Müslüm (Baba: Müslüm Gürses) Biyografi ve dram filmi olarak vizyonda. Filmi büyük bir ilgi ile izledim. Filmden çıkarken ağlamaktan gözlerim şiş, içimizde bir sızı var. Müslüm Baba’nın acısını tam da yüreğimde hissettim. Müslüm Baba’ yı canlandıran başrol oyuncusu Timuçin Esen muhteşem oyuncuğu ile izleyenleri filmin içine çekiyor. Bana göre Müslüm Baba’nın dramı aslında insanın dramı ve film bunu olduğu gibi gözler önüne seriyor. Filmin yönetmenleri Ketche ve Can Ulkay, senaristler Hakan Günday ve Gürhan Özçifçi iyi ki filmi yapmışlar dedim. Filmde tam hayatın kendisine dokundum. Eşi Muhterem Hanım’ı oynamak sanki Zerrin Tekindor’a tabiri caizse cuk oturmuş. Müslüm Baba’nın Annesi rolünü Ayça Bingöl’den başkası oynayamazmış gibi hissettim. Erkan Can’ın Limoncu Ali karakteri ile insana geçen o güveni ruhumda hissettim.

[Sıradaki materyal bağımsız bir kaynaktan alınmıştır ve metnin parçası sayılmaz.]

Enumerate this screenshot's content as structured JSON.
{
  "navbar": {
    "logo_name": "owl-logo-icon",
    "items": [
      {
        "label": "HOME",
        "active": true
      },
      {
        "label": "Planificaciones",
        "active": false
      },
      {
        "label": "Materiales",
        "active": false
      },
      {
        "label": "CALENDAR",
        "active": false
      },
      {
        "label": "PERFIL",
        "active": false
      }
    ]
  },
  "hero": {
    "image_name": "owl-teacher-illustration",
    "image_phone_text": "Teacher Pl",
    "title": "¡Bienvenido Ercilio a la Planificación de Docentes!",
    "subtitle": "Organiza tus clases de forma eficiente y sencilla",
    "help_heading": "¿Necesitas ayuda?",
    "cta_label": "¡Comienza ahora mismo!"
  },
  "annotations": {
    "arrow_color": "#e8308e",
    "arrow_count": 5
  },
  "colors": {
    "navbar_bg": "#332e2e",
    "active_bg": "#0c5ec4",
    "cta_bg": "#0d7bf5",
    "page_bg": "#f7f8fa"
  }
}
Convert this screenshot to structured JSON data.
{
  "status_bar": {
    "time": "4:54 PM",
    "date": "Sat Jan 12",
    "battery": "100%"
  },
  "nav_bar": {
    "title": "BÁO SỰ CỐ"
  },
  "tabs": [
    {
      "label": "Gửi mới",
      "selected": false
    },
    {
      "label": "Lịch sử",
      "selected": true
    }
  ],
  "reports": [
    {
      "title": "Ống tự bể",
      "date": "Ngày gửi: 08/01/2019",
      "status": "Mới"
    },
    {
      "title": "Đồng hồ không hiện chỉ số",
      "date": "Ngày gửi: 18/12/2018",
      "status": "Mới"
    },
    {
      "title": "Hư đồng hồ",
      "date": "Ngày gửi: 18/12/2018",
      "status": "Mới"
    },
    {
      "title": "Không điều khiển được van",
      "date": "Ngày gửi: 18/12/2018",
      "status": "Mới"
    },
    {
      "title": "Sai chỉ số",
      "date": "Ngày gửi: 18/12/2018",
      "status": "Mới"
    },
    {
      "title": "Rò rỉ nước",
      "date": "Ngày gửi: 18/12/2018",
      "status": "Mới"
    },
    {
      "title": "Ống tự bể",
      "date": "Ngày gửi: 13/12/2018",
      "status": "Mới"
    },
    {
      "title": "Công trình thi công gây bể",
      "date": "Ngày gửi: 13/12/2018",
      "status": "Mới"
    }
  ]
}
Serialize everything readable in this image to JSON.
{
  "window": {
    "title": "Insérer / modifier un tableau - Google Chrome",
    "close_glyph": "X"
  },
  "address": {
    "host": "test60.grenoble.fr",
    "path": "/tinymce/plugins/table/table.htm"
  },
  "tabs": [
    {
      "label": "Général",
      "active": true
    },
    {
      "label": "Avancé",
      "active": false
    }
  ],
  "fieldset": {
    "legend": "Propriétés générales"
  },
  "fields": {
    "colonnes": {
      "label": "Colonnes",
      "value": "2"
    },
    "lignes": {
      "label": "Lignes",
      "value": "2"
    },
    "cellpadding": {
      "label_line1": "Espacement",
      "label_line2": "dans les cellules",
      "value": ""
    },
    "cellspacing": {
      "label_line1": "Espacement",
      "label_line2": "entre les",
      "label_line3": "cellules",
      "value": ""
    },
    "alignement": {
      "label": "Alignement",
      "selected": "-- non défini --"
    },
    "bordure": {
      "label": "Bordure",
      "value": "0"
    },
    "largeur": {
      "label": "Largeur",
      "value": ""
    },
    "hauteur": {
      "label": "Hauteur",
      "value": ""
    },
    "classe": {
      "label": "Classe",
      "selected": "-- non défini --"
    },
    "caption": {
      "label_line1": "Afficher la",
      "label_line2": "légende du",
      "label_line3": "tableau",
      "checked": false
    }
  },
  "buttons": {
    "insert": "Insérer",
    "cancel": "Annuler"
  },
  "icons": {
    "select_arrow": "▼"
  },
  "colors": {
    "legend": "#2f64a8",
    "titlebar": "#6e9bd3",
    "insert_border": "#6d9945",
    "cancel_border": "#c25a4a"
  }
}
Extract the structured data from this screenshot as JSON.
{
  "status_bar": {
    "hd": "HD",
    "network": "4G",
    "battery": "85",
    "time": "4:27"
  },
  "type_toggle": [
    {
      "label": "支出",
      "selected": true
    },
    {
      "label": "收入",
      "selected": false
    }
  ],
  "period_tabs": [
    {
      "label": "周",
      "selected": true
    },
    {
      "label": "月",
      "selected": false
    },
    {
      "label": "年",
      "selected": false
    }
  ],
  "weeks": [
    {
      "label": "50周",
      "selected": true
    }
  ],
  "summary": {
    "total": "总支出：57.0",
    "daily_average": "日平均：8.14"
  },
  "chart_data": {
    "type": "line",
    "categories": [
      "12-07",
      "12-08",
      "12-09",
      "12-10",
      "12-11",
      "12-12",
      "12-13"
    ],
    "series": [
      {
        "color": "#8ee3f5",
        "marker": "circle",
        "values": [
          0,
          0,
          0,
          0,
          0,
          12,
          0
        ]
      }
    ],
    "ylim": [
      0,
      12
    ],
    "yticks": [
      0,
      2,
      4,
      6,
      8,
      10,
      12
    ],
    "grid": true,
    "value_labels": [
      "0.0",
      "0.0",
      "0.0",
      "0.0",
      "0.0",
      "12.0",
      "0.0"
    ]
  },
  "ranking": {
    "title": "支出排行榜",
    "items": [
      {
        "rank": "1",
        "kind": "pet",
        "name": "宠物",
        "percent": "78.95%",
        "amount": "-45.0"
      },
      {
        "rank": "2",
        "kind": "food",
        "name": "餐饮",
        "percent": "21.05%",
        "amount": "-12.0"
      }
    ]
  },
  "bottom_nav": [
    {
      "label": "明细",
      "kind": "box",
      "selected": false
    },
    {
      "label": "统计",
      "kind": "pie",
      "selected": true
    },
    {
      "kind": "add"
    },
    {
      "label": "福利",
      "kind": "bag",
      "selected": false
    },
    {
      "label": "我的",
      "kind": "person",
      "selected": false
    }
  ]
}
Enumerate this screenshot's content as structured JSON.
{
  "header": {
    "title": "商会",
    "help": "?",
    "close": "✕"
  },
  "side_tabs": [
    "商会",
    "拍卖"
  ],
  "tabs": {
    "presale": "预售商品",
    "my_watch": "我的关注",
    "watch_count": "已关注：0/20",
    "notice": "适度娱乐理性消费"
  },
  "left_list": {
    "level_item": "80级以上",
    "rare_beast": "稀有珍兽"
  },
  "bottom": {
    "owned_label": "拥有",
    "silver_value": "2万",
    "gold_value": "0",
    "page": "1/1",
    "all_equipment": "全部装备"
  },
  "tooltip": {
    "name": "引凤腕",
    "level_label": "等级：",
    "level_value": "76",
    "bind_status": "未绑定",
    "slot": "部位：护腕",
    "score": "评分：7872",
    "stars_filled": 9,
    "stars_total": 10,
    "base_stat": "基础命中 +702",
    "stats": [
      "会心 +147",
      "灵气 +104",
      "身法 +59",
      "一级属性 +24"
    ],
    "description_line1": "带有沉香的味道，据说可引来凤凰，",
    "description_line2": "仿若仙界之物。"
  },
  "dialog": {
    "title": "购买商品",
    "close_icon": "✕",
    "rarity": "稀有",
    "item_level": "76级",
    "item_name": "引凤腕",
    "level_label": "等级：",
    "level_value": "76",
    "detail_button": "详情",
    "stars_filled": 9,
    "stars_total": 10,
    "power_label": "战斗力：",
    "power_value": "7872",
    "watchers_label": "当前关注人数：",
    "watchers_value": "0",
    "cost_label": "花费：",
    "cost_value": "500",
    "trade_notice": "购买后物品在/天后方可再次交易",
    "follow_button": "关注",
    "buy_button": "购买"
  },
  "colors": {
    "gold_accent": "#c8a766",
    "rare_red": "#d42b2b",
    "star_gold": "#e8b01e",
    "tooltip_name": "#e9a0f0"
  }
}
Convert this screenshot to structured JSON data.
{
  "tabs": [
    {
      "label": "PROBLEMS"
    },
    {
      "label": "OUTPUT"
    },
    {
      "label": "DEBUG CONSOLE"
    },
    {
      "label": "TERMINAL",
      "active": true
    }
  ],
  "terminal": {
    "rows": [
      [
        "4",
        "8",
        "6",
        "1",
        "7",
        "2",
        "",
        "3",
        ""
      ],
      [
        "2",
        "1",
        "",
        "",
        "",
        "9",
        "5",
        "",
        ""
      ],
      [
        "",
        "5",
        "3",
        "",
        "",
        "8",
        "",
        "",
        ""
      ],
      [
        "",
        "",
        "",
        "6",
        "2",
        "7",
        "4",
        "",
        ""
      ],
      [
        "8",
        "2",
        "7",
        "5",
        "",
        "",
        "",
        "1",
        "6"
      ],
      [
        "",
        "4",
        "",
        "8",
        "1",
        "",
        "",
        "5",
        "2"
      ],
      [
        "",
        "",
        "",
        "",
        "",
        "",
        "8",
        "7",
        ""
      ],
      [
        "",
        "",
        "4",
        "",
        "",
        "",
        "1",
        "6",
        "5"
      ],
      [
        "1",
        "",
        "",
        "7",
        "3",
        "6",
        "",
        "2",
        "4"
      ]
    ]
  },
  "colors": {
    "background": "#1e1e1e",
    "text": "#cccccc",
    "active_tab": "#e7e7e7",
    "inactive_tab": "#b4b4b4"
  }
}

Filmi izlerken ilk aklıma gelen iyi niyetle başlayan her iş, her şey mutlaka yerini buluyor. Müslüm’ ün Müslüm Baba olma yolundaki niyeti, masumluğu, isteği beni çok etkiledi. Müslüm’ ün plak çekimine gitmesini engellemek için babası tarafından saçları kesildiğinde, Ustası-Hocası Limoncu Ali’ nin Müslüm’ e Yunus Emre’ den okuduğu şiir insan için çok şey anlatıyordu.
Ben gelmedim dava için, benim işim sevgi için
Dost’ un evi gönüllerdir, gönüller yapmağa geldim.
Bana, bu şiirde de filmin tamında geçen geçen olaylar da insanın mana arayışı ve mutluluğu bulma çabasını hatırlattı. Yine Ustasının, “Bu ses saçlarla susmaz ancak sen susarsan susar” sözleri aslında insanın ilgi ve yeteneklerinin ve isteklerinin yani hayatta var oluşunun kendisi ile başladığını ve ancak kendisi ile biteceğini anlatıyordu sanki. Film, insanın kendi azmi, çabası ve en önemlisi de isteği ile kendisini var edebileceği ve engelleri ortadan kaldırabileceği gerçeğini ortaya çok güzel anlatmış. Müslüm Baba’ nın erkek kardeşi Ahmet’ in kendi kolunu yaraladığında “Sen benim ciğerimsin, ciğerimi deşme, delme ciğerimi” sözleri sevginin önemini tarif eden etkileyici sahneydi. Müslüm Baba bir dram olan yaşamında en çok müziğine sarılmış, sonra da Muhterem Hanım’ a olan sevdasına. Bu bana hayatta insanın en çok ümidine sarılması gerektiğini hatırlattı. Mesela kardeşinin sarılabileceği hayata dair bir hayali, tutunacağı bir umudu yoktu. Kendisini ayakta tutan bir amacı yoktu. Belki de onun içindir ki hayatta savruldu gitti. Oysa Müslüm’ ün kendisini hayatta diri tutmasına yardımcı olan müziği vardı. Müziği ve beraberindeki hayalleri vardı. Bir şeyi istemek, sevmek ve bu uğurda emek verip peşinden gitmek! Limoncu Ali’ nin de dediği gibi önce “Kendini dinlemek, kendini duymak” ne kadar önemli. Uğruna yaşayacağın bir amacının bir sevdının olması! Yaşantını ve kendini kattığın her iş mutlaka başarılı olacaktır. En önemlisi de insani olacaktır. Hayattaki başarıda yaşanmışlıkların, ilerlerken uğradığın yolların, durakların ve acının çok önemli olduğunu düşünürüm hep. Tıpkı Müslüm’ de olduğu gibi. Onun için de diyorum ki bu hikaye, Müslüm Baba başta olmak üzere hepimizin yani insanın hikayesi.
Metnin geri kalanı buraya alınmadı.